Il les avait oubliées celles-là ! Pourtant 7 093 dollars 75… Il fallait vraiment qu’il soit mordu des courses pour avoir oublié, même un instant, la fortune qu’il trimbalait.
Front levé vers le tableau lumineux, il mâchonna pensivement son havane. Et s’il prélevait une centaine de dois de ces enveloppes pour les jouer dans la 6e. Qui le saurait ? Après la course il n’aurait qu’à les replacer et tout serait dit. Car il ne pouvait pas perdre, Brume allait enlever ça, les doigts dans le nez. À moins que Volcanique… Mais non, c’était Brume. Au tableau sa cote descendait à 4 contre 1. Dans la poche. Il n’avait qu’à mettre dessus, même 300 dollars. Qu’est-ce qu’il risquait ? Il amorça un mouvement vers les enveloppes. Puis s’immobilisa. Le souvenir de ce qui était arrivé à certains le stoppait. Il ne fallait pas plaisanter avec les gars de l’Organisation. Surtout pas. Les doubler pouvait coûter cher. Après tout ils avaient raison. Les Nombres étaient une affaire commerciale, et sous tous les azimuts, quand on vole dans une affaire commerciale, on peut s’attendre au placard. La seule différence chez les Nombres, c’est que le placard pouvait être un cercueil. Mais puisque Louis avait voulu bosser avec eux, il devait prendre ses responsabilités et rester régulier. C’est pourquoi il chercha une allumette au lieu de toucher aux enveloppes. Il commençait à tirer des bouffées de son havane, quand un murmure grossi de plusieurs voix frappa son oreille.
— Tiens, voilà Reggenti…
— Reggenti… Reggenti…
— Voilà Monsieur F… Reggenti… Monsieur F…
— Reggenti…
Louis, comme beaucoup de joueurs, tourna le cou vers l’homme désigné. Franck Reggenti venait d’apparaître en haut des marches du hall. Pas seul. Quatre citoyens grands et souples l’encadraient. Plutôt petit, rond et bedonnant, regard sous lunettes noires, l’un des ténors de la pègre s’avançait, indifférent sous la curiosité. Il était sobrement vêtu de bleu, coiffé d’un feutre gris aux bords relevés, et portant en sautoir des jumelles de prix.

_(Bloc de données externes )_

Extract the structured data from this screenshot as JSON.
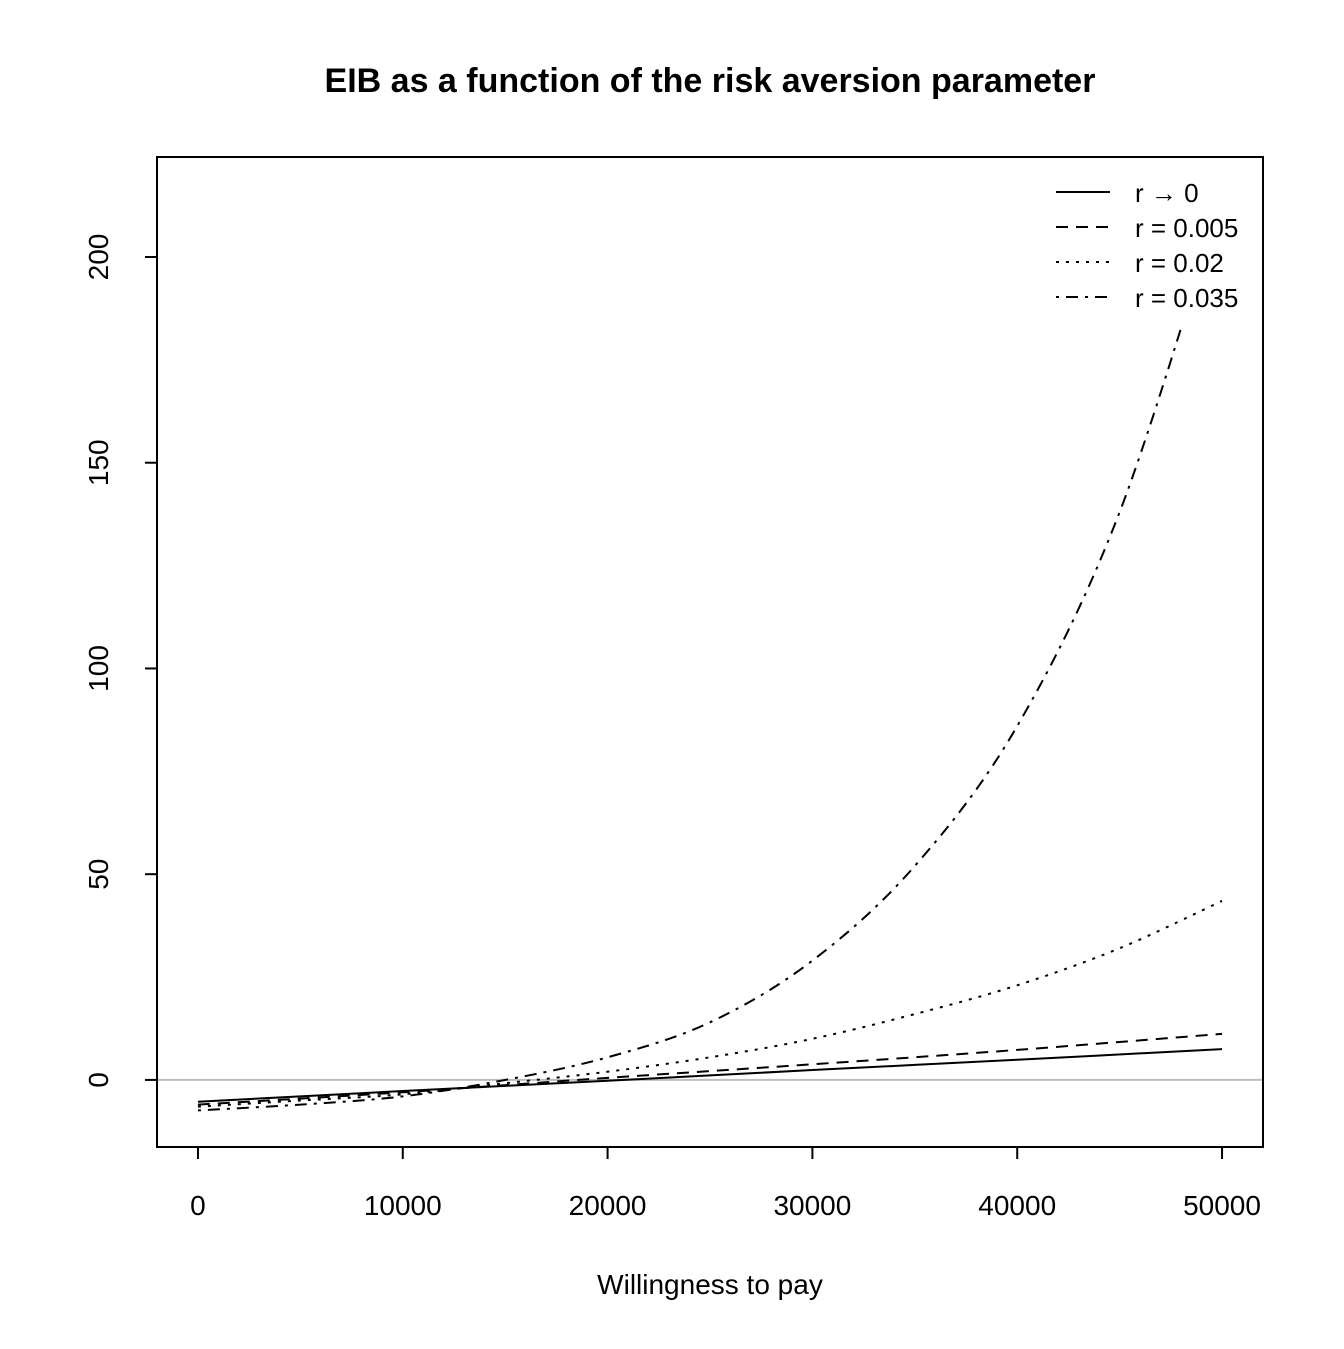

Un flic gigantesque dont la manche s’ornait du mot : Pinkerton, et qui tenait sa matraque à l’horizontale derrière son dos, s’inclina légèrement. Reggenti rendit la politesse. C’était pas plus gentil comme ça ?
Louis avança d’un pas, puis se contint. Il ne voulait pas déranger son vieux copain de Brownsville. Surtout en public. C’est qu’à présent, un monde les séparait. Franck était toute-puissance, alors que lui, le fonctionnaire de la Municipalité… Mais derrière ses verres, Franck, qui balayait les alentours par un ancien réflexe d’homme des rues, avait repéré Louis au milieu de la foule. Au lieu de se rendre vers les guichets comme il en avait l’intention, il bifurqua brusquement, fit un signe.